Yeri gelmişken şu gerçeği de vurgulamak lazımdı: HAMAS 12 aydır, süper zalimleri arkasına alan İsrail’e direnip şaşkınlığa uğratırken, HİZBULLAH ise 11 gün bile dayanamamış, hatta başta Liderleri Hasan Nasrallah olmak üzere, önemli komutanlarını kaybetmeye başlamıştı. Ve maalesef İran, Hizbullah’a sahip çıkamamıştı. Bundan sonra Lübnan Şiileri artık kendi başlarının çaresine bakacaklardı.
İsrail, savaşı Suriye’ye taşımıştı
İsrail, bir yıldır havadan, karadan ve denizden bombaladığı, on binlerce sivili katledip hayattan kopardığı Gazze’nin ardından şimdi Lübnan’a saldırmıştı. Hemen ardından 23 Eylül 2024’te İsrail’in, Suriye’nin liman kenti Tartus’a saldırdığı bilgisi alınmıştı. İsrail basınının duyurduğu habere göre, İsrail savaş uçakları, Rus Donanması’na ait askeri üssün bulunduğu Suriye’nin batısında yer alan Tartus şehrini vurmuşlardı. Tartus’un vurulduğuna ilişkin görüntüler kısa sürede sosyal medyada yayılmıştı. İsrail böylece adım adım Türkiye’ye yaklaşmaktaydı. Zaten ülkemizin yarısı Arz-ı Mev’ud kapsamındaydı. Yani İsrail; Gazze, Lübnan ve Suriye’den sonra Türkiye’yi kuşatacaktı!..

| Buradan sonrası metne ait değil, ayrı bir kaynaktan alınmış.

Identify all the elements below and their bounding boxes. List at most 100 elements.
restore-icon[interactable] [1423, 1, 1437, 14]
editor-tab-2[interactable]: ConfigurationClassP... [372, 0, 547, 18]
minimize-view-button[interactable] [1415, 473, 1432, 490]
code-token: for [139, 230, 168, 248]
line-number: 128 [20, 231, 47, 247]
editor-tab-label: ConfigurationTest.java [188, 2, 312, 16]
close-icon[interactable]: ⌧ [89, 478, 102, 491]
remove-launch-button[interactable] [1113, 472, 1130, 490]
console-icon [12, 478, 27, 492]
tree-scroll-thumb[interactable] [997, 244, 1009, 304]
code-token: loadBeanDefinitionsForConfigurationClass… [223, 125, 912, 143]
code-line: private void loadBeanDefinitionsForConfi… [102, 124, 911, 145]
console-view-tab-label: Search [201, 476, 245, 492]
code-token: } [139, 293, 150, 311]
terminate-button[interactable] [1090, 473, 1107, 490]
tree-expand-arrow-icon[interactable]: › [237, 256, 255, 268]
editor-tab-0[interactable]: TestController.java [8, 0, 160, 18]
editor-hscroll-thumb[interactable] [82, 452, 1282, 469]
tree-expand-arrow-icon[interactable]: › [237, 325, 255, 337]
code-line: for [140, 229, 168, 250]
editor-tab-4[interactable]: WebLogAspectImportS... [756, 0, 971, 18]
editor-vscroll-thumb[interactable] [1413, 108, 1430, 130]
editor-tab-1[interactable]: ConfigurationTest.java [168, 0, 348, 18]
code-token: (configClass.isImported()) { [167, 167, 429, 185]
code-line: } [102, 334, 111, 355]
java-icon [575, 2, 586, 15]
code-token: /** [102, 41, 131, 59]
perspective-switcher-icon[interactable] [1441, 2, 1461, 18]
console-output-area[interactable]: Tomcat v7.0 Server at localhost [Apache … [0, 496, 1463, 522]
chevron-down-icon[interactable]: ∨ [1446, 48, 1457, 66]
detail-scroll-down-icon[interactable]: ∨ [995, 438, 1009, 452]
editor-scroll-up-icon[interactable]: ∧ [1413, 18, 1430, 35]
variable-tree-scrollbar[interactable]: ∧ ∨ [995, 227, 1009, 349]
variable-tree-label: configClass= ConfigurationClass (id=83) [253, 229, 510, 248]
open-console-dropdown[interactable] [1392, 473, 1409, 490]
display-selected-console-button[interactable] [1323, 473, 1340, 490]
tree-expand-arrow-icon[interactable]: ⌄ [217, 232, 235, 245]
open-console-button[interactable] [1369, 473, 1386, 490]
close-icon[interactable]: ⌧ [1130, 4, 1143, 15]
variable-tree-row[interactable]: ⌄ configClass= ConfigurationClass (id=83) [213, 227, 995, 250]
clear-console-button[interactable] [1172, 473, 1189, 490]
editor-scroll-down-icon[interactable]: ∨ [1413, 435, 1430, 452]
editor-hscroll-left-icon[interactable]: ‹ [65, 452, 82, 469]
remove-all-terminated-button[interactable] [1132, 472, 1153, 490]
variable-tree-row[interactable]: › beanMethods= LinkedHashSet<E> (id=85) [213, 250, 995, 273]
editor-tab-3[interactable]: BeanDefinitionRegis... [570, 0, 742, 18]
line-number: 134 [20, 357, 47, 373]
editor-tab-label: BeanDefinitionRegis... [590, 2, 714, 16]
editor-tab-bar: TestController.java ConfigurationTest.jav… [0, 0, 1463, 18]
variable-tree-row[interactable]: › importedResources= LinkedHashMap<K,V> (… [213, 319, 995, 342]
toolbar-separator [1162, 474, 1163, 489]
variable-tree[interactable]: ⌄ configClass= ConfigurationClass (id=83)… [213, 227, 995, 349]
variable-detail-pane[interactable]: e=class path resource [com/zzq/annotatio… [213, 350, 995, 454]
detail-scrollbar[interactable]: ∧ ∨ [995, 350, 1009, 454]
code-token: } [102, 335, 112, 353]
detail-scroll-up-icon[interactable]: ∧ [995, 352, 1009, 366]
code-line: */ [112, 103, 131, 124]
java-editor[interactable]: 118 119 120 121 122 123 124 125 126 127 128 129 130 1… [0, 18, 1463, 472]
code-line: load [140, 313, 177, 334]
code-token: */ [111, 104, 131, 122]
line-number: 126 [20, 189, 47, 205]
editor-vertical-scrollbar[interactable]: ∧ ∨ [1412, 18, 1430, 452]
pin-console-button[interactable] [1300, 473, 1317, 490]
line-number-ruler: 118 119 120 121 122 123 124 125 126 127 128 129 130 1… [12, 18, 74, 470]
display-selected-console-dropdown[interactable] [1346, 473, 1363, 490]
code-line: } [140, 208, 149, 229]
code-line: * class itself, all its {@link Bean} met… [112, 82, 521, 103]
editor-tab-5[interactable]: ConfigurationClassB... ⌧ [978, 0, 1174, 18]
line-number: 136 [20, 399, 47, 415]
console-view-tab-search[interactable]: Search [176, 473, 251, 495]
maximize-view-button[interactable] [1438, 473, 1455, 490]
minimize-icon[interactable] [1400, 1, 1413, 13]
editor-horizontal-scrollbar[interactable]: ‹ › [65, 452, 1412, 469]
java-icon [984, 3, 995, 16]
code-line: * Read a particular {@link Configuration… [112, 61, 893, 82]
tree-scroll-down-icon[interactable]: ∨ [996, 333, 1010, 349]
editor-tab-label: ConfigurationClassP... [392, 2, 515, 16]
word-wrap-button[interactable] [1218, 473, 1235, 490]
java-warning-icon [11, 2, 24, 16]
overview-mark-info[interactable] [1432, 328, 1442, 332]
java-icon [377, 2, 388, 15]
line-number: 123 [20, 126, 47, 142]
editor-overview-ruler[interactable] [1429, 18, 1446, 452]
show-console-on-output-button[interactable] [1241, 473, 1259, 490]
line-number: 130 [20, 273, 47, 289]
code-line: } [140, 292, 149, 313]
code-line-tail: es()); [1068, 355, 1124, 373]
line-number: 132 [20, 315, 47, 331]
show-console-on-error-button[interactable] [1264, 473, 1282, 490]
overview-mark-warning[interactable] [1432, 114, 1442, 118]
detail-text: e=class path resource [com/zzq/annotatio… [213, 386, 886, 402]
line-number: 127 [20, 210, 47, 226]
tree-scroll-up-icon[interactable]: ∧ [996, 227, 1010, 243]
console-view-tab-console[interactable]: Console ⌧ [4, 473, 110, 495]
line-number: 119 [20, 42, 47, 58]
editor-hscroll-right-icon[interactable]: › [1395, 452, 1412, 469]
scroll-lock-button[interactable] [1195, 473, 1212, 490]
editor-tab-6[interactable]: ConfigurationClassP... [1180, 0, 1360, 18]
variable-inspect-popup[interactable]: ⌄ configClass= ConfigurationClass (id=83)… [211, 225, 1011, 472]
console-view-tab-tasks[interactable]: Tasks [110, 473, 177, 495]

Lübnan’dan Kaçış Başlamıştı!
Lübnan Sağlık Bakanı, yaşanan saldırıları ‘En kanlı gün’ olarak nitelerken Lübnan’ın güneyinden büyük bir göç dalgası başlamıştı. İsrail savaş uçakları her sabah yeniden Lübnan’a bomba yağdırmaktaydı. Lübnan resmi haber ajansı NNA’ya göre ise İsrail savaş uçakları, ülkenin güneyindeki En-Nebatiye kentine bağlı Ez-Zerrariye ve Ensar beldeleri arasındaki bölgelere ve vadilere havadan saldırmaktaydı. Lübnan Sağlık Bakanlığı’nın açıklamaları ülkedeki bilançonun giderek ağırlaştığını ortaya koymaktaydı. Ortadoğu’da artan gerginlik üzerine ABD’nin bölgeye ek asker göndereceği açıklanmıştı.

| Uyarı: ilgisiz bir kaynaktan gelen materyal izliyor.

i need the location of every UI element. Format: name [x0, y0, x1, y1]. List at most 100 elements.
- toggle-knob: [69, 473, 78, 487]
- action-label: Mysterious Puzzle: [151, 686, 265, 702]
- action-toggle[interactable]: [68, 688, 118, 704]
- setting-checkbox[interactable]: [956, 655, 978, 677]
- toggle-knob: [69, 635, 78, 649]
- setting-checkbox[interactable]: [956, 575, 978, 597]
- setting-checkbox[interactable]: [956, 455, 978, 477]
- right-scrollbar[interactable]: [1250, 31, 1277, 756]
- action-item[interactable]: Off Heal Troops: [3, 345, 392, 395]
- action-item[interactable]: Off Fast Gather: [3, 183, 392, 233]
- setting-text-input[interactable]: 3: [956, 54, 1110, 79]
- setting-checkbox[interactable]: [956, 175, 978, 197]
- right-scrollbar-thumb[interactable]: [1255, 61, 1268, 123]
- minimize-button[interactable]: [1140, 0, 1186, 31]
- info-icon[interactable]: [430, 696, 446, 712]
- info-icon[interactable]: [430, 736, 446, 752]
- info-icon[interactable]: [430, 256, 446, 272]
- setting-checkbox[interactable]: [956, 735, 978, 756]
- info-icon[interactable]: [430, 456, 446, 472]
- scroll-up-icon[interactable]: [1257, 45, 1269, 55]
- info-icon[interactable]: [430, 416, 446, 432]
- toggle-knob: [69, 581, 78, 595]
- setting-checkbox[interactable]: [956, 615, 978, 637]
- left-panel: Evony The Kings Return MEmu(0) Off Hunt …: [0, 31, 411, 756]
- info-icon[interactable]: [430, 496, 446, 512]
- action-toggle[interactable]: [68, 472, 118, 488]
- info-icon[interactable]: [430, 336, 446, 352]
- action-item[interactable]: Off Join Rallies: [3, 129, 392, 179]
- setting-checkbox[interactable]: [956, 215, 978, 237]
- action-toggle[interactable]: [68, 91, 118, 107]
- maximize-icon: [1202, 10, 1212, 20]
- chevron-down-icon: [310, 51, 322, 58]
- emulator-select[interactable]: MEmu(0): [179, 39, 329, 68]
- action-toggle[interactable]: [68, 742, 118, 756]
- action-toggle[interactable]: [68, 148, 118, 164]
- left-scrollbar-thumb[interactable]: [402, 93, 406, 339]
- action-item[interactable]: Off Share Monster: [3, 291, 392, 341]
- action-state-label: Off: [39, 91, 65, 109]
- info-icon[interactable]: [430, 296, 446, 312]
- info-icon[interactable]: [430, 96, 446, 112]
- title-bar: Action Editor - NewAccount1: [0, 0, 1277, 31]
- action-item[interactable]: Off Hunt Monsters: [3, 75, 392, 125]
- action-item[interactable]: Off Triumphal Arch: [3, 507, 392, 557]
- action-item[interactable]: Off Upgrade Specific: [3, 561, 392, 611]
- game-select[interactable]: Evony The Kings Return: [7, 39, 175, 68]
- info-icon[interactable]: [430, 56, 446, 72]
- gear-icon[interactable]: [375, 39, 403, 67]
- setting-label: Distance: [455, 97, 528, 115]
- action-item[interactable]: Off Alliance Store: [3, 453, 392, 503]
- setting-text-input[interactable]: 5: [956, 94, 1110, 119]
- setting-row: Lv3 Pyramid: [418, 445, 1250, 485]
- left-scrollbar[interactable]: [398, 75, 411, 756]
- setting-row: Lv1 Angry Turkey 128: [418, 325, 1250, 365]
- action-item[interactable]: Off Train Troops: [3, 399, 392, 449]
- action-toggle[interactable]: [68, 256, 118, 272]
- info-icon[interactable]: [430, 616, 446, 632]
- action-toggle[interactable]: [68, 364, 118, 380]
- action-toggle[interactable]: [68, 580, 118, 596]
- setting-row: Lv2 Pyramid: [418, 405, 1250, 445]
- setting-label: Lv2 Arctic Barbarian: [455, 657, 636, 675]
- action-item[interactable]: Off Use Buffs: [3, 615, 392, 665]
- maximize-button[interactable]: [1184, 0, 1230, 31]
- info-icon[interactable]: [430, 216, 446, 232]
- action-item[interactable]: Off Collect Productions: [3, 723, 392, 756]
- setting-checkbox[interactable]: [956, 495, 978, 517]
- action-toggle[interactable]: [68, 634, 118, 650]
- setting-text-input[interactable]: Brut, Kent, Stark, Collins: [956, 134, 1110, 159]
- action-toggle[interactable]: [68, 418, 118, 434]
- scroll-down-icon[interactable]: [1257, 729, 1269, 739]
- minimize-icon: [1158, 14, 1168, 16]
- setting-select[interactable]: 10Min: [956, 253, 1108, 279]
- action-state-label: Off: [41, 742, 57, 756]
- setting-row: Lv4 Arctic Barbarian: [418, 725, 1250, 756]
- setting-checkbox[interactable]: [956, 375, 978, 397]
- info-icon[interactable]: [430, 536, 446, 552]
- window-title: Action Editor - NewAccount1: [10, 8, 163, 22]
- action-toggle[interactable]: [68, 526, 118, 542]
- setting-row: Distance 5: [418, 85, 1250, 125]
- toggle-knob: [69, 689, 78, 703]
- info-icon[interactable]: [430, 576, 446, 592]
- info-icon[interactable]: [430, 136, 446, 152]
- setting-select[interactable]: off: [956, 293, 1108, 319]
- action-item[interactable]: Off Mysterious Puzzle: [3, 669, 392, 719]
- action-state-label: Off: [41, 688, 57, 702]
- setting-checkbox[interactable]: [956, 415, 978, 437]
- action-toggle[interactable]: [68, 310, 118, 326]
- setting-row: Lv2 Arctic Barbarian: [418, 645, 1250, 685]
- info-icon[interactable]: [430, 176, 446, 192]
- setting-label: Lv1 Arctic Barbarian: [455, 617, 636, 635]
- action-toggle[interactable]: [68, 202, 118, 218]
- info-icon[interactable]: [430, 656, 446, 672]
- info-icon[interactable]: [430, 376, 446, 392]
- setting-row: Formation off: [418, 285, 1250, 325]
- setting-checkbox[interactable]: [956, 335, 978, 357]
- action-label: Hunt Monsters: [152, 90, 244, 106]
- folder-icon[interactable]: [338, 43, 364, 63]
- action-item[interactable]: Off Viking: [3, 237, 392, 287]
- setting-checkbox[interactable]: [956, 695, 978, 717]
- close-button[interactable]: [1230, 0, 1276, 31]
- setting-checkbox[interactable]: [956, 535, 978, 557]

İsrail ordusu bunlarla yetinmeyip Lübnan’ın başkenti Beyrut’a hava saldırısı düzenlemeye başlamıştı. Görgü tanıklarından alınan bilgiye göre, saldırı, Hizbullah’ın güçlü olduğu Dahiye bölgesindeki mahallelerden Bir el-Abid’de bir binaya yönelik yapılmıştı. İsrail ordusu, yaptığı yazılı açıklamayla saldırıyı doğrulamıştı. Saldırının hedefinde Hizbullah’ın silahlı kanadının komutanlarından Ali Karaki olduğu anlaşılmıştı. Lübnan medyasına göre, ülkenin güneyinden 10 binlerce kişi başkent Beyrut ve Kuzey bölgelerine doğru göç başlatmıştı. İsrail’in hava saldırıları nedeniyle yaşadıkları yerleri terk etmek zorunda kalan Lübnanlılar yollardaki yoğun trafik nedeniyle araçlarında kalmışlardı. İsrail ordusu Lübnan’ın güneyine düzenlediği saldırılarda hastaneleri, ambulansları ve sağlık merkezlerini hedef almıştı.

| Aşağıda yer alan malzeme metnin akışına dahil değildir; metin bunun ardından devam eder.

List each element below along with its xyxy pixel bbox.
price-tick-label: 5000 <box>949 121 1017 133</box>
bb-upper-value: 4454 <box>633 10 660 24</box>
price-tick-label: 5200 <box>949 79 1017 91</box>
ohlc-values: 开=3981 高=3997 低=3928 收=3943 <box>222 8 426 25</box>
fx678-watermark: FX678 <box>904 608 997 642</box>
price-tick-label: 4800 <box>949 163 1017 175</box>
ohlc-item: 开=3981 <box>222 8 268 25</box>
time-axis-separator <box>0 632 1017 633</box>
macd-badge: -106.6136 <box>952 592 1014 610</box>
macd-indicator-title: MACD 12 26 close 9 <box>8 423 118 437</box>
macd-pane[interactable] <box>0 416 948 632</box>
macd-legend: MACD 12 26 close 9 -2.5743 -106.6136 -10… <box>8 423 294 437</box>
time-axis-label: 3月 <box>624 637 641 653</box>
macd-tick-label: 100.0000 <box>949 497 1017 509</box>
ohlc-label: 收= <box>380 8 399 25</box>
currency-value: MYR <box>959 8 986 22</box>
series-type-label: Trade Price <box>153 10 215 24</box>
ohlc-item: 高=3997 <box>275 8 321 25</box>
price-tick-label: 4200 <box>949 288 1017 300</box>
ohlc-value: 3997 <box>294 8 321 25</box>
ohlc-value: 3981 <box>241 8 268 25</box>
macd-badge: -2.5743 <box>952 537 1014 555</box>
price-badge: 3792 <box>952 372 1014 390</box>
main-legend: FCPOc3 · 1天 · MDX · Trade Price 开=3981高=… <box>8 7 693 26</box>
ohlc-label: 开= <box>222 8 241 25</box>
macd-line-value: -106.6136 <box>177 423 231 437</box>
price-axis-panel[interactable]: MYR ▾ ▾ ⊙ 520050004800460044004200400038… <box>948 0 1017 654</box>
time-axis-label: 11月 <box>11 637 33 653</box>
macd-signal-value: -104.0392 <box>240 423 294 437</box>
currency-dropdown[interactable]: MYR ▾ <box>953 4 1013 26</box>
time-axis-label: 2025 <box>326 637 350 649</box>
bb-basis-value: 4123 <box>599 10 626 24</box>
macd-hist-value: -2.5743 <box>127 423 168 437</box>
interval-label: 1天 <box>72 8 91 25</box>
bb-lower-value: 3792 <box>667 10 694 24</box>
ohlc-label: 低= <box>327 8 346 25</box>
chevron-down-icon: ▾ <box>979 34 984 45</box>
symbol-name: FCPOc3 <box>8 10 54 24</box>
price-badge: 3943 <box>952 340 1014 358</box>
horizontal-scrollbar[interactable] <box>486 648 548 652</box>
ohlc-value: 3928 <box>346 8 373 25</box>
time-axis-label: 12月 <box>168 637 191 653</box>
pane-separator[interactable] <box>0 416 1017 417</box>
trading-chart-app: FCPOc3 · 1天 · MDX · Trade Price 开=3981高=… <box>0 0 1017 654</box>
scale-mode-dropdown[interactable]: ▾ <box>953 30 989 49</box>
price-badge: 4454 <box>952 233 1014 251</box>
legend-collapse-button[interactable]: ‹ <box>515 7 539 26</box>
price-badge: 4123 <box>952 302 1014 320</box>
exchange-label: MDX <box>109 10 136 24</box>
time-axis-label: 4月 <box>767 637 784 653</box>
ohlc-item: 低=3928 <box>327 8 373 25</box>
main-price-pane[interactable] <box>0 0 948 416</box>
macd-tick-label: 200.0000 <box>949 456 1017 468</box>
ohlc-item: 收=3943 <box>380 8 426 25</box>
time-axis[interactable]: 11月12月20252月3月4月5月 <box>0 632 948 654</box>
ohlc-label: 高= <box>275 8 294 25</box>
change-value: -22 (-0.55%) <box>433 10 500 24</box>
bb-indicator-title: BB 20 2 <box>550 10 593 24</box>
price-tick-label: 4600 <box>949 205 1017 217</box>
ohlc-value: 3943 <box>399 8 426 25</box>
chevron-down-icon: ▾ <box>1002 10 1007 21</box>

Bu arada İsrail de OHAL ilan etmek zorunda kalmıştı!
Hizbullah’ın füze saldırıları sonucu İsrail OHAL kararı almıştı. Hükümet, 30 Eylül 2024’e kadar geçerli olmak üzere ülke genelinde “OHAL” ilan edildiğini açıklamıştı. İsrail’den gelen görüntülerde, Lübnan’ın güneyinden Hayfa kenti çevresine atılan roketler nedeniyle bölgede sirenlerin çaldığı aktarılmıştı.
Kuduz İsrail’in sözde Savunma Bakanı Gallant’ın: “Altyapıyı çökerttik” küstahlığı!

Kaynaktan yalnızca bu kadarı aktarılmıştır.